Here in the Lightroom Develop module, if you look at the film strip, you see that there are now two files where there was only one when I started this. The file that's currently selected is the TIFF file that I just saved from Photoshop. This TIFF file incorporates both the edits that I made in Photoshop, removing that wire, and the edits that I made earlier in Lightroom doing the optimization. But there is one thing about those Lightroom adjustments, they are no longer editable in this TIFF file. You can see that if you look over in the basic panel, where all the sliders are now back to their defaults of zero rather than at the settings where I placed them in Lightroom. And if were to try to reset for example nothing happens. There is just no history to reset back to except for my failed attempt just now to reset the settings.
So that is what happens with the TIFF file that's rendered from the raw data when I use this workflow. I have another file here too, I have the original raw source file. I'll select that and you can see that this file has my Lightroom adjustments and in fact those adjustments are editable, so I could tweak any of these sliders over here to change the look of this raw source file. However, this file doesn't have the Photoshop edits, because in Photoshop I wasn't editing the raw file, I was editing the non-raw file that was rendered for me from the raw file.

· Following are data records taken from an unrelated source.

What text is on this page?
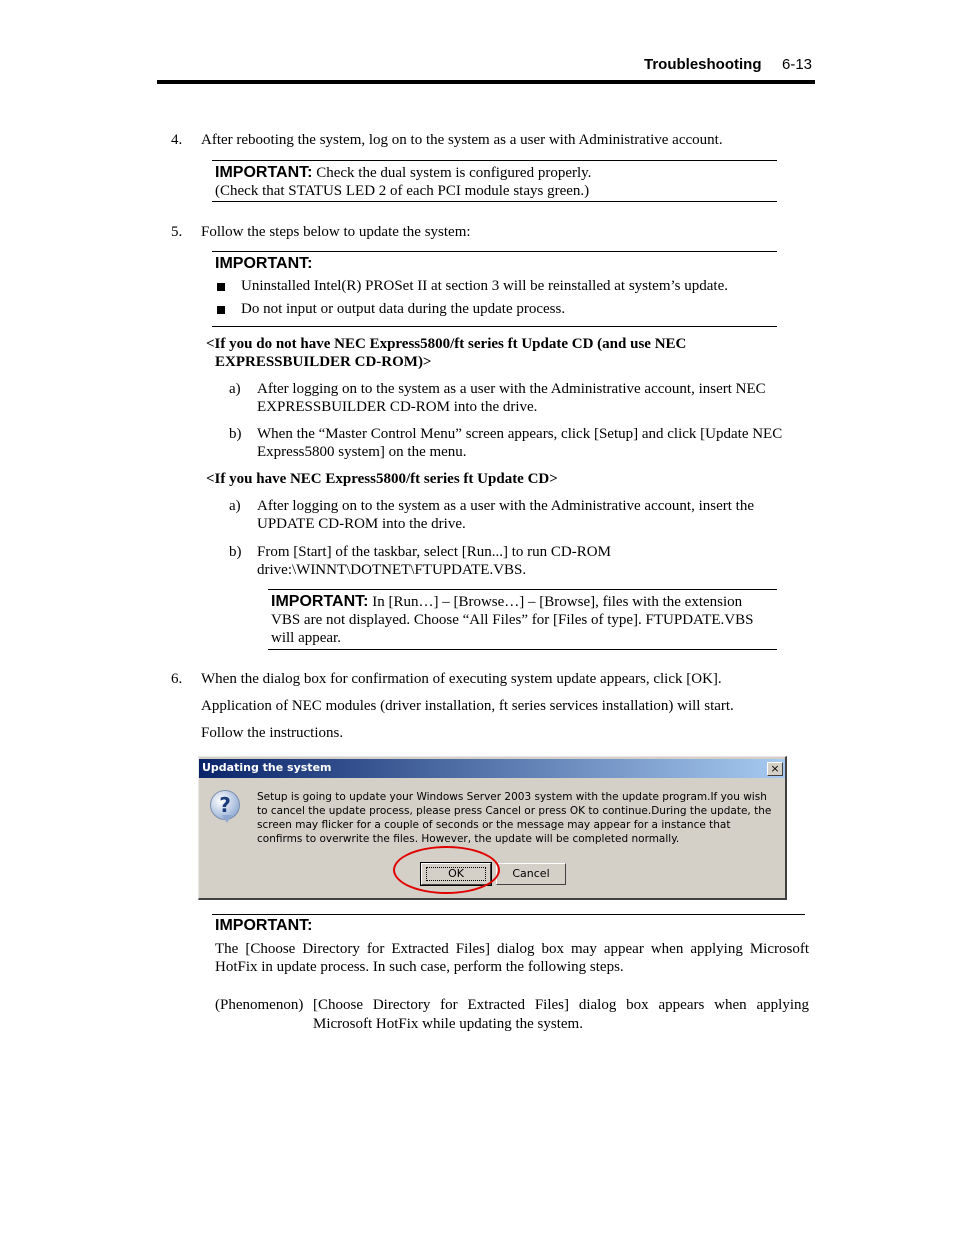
Troubleshooting 6-13
4.	After rebooting the system, log on to the system as a user with Administrative account.
IMPORTANT: Check the dual system is configured properly.
(Check that STATUS LED 2 of each PCI module stays green.)
5.	Follow the steps below to update the system:
IMPORTANT:
Uninstalled Intel(R) PROSet II at section 3 will be reinstalled at system’s update.
Do not input or output data during the update process.
<If you do not have NEC Express5800/ft series ft Update CD (and use NEC
EXPRESSBUILDER CD-ROM)>
a) After logging on to the system as a user with the Administrative account, insert NEC
EXPRESSBUILDER CD-ROM into the drive.
b) When the “Master Control Menu” screen appears, click [Setup] and click [Update NEC
Express5800 system] on the menu.
<If you have NEC Express5800/ft series ft Update CD>
a) After logging on to the system as a user with the Administrative account, insert the
UPDATE CD-ROM into the drive.
b) From [Start] of the taskbar, select [Run...] to run CD-ROM
drive:\WINNT\DOTNET\FTUPDATE.VBS.
IMPORTANT: In [Run…] – [Browse…] – [Browse], files with the extension
VBS are not displayed. Choose “All Files” for [Files of type]. FTUPDATE.VBS
will appear.
6.	When the dialog box for confirmation of executing system update appears, click [OK].
Application of NEC modules (driver installation, ft series services installation) will start.
Follow the instructions.
Updating the system	×
?	Setup is going to update your Windows Server 2003 system with the update program.If you wish to cancel the update process, please press Cancel or press OK to continue.During the update, the screen may flicker for a couple of seconds or the message may appear for a instance that confirms to overwrite the files. However, the update will be completed normally.
OK	Cancel
IMPORTANT:
The [Choose Directory for Extracted Files] dialog box may appear when applying Microsoft
HotFix in update process. In such case, perform the following steps.
(Phenomenon) [Choose Directory for Extracted Files] dialog box appears when applying
Microsoft HotFix while updating the system.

So that's the basic Photoshop to Lightroom workflow when you start with a raw file in Lightroom, make some adjustments there, and take it into Photoshop for further editing. That was a lot of information, so let's quickly recap. You start this workflow with a raw file and add some adjustments in Lightroom. Then you choose Edit in Photoshop to pass the file from Lightroom to Photoshop. En route, Camera Raw renders the raw file into a pixel-based image and it embeds your Lightroom adjustments in that pixel-based image. At this point the pixel-based image is just in memory.
In Photoshop, you add some Photoshop adjustments, and then you save in Photoshop. That creates a TIFF or a PSD, depending on your external editing preferences in Lightroom, and that TIFF or PSD includes both your Lightroom and your Photoshop adjustments. The TIFF or PSD is automatically named according to your Lightroom preferences, and the TIFF or PSD is automatically added back to your Lightroom catalog, ready for you to view and manage there, alongside the original raw source file. And that's your basic Lightroom to Photoshop integration workflow.